Digitalisation’s recycling challenge
Yes, digitalisation also causes other impacts — not least the growth of e-waste. But efforts are underway to address that: companies, including Apple, are upping their recycling game to create closed-loop supply chains.
And, that problem is, in of itself, easing. Many of us are finding that five-year-old computers, or three-year-old phones are just fine for our day-to-day use. If our replacement cycles slow down, and there’s evidence that’s happening, devices have a longer use. We reduce our volume of recycling, while also making sure we recycle more of it well.

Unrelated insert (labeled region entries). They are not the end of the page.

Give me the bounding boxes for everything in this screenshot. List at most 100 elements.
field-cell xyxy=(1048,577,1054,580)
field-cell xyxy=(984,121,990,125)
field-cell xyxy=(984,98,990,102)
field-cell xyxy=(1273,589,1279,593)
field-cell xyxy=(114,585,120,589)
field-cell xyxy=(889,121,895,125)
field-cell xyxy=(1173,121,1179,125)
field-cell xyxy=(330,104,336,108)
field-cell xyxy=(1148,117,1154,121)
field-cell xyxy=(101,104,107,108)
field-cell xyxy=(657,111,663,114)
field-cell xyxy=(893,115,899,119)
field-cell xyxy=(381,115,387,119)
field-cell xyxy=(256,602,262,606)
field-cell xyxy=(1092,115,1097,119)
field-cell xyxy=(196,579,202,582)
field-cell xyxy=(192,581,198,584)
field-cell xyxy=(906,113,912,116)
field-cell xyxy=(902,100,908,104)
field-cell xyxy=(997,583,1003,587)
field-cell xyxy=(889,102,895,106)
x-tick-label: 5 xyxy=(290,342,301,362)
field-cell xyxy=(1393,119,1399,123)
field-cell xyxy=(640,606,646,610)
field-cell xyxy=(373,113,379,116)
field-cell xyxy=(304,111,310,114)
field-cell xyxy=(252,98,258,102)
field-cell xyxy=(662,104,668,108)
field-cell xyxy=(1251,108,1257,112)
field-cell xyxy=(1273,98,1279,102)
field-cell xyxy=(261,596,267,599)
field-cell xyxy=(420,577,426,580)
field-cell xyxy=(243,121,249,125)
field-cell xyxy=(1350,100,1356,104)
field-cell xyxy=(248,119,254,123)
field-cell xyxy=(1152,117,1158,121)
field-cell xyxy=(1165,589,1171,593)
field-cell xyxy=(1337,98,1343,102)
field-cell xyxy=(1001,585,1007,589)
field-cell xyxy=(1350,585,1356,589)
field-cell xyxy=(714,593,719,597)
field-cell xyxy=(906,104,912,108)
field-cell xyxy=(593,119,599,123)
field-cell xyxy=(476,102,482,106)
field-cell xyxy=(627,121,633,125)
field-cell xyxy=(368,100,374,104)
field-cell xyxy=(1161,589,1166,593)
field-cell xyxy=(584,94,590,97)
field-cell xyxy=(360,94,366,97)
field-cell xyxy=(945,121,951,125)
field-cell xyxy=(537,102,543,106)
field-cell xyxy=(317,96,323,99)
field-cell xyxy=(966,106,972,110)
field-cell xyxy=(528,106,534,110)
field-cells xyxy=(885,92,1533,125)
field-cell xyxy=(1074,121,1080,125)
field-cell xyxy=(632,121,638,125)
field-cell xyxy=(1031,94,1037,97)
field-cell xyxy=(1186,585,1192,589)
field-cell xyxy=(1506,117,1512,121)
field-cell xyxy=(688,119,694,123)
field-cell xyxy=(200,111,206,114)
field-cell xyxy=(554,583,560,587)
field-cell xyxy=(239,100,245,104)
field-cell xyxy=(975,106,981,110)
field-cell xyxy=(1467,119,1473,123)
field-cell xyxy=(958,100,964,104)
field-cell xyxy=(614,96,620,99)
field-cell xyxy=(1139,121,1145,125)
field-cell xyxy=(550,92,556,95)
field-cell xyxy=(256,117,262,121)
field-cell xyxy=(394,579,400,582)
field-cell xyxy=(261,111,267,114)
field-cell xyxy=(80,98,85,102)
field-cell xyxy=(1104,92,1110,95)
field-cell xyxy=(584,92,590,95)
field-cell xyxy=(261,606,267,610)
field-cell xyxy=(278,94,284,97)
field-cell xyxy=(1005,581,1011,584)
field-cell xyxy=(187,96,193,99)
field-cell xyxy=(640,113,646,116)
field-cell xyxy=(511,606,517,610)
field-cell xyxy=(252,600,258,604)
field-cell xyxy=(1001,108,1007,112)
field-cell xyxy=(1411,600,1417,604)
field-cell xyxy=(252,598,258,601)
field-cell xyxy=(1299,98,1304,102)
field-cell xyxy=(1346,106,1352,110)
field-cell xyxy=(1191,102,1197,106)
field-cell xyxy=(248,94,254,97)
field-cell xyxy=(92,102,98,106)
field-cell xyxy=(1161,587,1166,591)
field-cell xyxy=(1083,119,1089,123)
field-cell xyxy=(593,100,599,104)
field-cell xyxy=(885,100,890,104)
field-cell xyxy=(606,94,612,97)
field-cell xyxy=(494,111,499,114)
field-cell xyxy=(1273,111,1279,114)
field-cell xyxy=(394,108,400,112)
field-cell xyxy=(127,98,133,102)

The three pillars of sustainable digitalisation seem to be:
- Make sure digitalisation replaces physical environmental costs, rather than increasing them
- Power your digitalisation with sustainable energy
- Keep your devices in use for as long as you can — and then recycle them
There is plenty to be hopeful about here: chips can get more efficient. The M1 processors in Apple’s latest Macs consume ⅓ of the power — and are significantly faster — than their Intel predecessors. We’ll need this kind of focus on energy-efficient computing power to make the digitalisation transition a green one.
The Digitalisation Sustainability decision
Perhaps, in our post-pandemic life, we will travel for work less. We could work on fast, energy-efficient computers, in homes we power with sustainable energy. Can we reinvest some of the money we used to spend on commuting into our homes? Could we power our Zoom-driven life with solar panels topped up, when needed, with energy from the local wind farm?
Yes, that seems like a rather idealistic vision. But it could be more achievable than you think. One small, but happy, story caught my eye: a new visitor centre at a nature reserve in Wales is not just carbon-neutral — it’s carbon negative! It generates more electricity from renewable sources than it uses.
Will digitalisation be a net environmental gain, or a cost? The answer is in our hands. If, once travel restarts, we go back to laying digital costs on top of physical ones, we’ll accelerate climate change. Can we find ways of keeping our digitalisation carbon-neutral, while using it to eliminate physical carbon generation? If so, then we start using it as a weapon in our fight against the next global crisis: climate change.